Vous aviez déjà relayé le ressentiment de nos clients à l’export vis-à-vis de l’essor des biocarburants. Ont-ils toujours cette vision ?

F.G. : Depuis un an, il n’y a pas une rencontre à l’étranger sans que le sujet soit abordé. Nous leur exposons des arguments fondés démontrant que les ambitions françaises en matière de production de biocarburants à partir de blé sont raisonnables et ne pèsent pas sur le marché. Les explications sont reçues, mais la question revient régulièrement.

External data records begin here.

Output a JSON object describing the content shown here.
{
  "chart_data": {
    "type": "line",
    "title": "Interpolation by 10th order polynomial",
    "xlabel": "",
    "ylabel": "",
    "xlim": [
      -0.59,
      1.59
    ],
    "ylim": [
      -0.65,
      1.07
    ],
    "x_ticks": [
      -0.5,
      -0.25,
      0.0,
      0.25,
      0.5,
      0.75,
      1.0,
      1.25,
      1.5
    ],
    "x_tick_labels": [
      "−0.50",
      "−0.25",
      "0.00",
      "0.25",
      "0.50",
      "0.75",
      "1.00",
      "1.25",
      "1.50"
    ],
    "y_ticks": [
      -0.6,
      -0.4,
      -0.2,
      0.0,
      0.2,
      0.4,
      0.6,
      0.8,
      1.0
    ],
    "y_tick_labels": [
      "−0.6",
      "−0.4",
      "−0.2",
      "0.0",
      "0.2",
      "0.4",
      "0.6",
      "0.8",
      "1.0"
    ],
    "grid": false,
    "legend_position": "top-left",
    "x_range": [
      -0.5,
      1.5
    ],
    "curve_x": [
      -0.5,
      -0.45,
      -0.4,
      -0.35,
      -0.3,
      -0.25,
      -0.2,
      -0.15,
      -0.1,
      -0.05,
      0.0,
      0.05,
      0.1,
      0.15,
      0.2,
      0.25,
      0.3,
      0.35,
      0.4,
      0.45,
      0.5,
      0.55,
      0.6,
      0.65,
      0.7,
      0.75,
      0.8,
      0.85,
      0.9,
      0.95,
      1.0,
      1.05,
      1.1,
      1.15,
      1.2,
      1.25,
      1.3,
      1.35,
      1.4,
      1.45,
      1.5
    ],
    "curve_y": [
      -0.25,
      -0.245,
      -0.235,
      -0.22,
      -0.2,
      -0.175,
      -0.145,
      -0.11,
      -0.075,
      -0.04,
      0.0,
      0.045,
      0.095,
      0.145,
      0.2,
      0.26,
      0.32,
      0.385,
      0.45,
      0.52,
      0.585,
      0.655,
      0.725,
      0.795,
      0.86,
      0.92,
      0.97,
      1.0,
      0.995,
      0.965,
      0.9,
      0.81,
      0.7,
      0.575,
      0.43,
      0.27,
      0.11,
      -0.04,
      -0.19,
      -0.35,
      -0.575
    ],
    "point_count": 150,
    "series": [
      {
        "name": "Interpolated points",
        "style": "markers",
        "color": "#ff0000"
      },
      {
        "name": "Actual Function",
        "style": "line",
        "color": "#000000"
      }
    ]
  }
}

Cette année difficile n’a-t-elle pas sapé le travail de fidélisation mené par FEC ?

F.G. : L’histoire le dira. De toutes façons, nous ne sommes pas sur des marchés captifs, le travail est à refaire chaque année. Par exemple, l’Egypte, considérée comme cliente privilégiée en tant que destination récurrente, s’avère un débouché irrégulier en termes de volumes. Le Caire a affirmé avoir besoin de la France en tant que fournisseur, mais l’économie garde ses droits. Les Egyptiens achètent au plus offrant, ce qui est compréhensible. Nous enregistrons donc une faible activité sur ce marché cette année, avec seulement 120.000 t vendues au Gasc, l’office national, qui gère l’essentiel des achats actuellement. Notons que 2006/2007 n’était pas fabuleuse non plus, avec 240.000 t expédiées alors que la moyenne sur plusieurs campagnes de nos exportations atteint le million de tonnes. Certaines années, le blé hexagonal est régulièrement compétitif. Quand ce n’est pas le cas, notre rôle est de maintenir une présence française auprès de nos clients. Avec l’Egypte, FEC continue de travailler sur le cahier des charges. Nous avons dû cette année expliquer que, du fait de spécificités de la campagne, notre marchandise ne pouvait pas répondre à tous les points. Nous avons eu à prouver que la qualité intrinsèque était toujours au rendez-vous même si nous ne rentrions pas dans les exigences pour certains critères. Nous avons été entendus. L’Egypte a assoupli son cahier des charges et devrait reconduire ses efforts l’an prochain. Mais la composante prix de marché n’est pas un paramètre maîtrisable…

Le pays semblait cette année demandeur de ventes en délivré, ce qui consiste à acheminer la marchandise sur place pour l’écouler progressivement. Les Français paraissent réticents à ce mode de commercialisation contrairement à certains de leurs concurrents. Qu’en est-il ?

F.G. : Certains intervenants internationaux travaillent déjà parfois en délivré, y compris en louant des capacités de stockage. Pour aller plus loin, la réponse est dans les mains des opérateurs, français comme égyptiens. Il semble y avoir des réticences des deux côtés. Il faut que les esprits mûrissent. Les vendeurs ne sont pas tous prêts aujourd’hui à accepter de supporter les coûts et risques inhérents à ce type de mise en marché. De plus, les ventes en délivré n’ont de raison d’être pour le vendeur que lorsque le marché est orienté à la hausse, or ce n’est plus la tendance actuellement.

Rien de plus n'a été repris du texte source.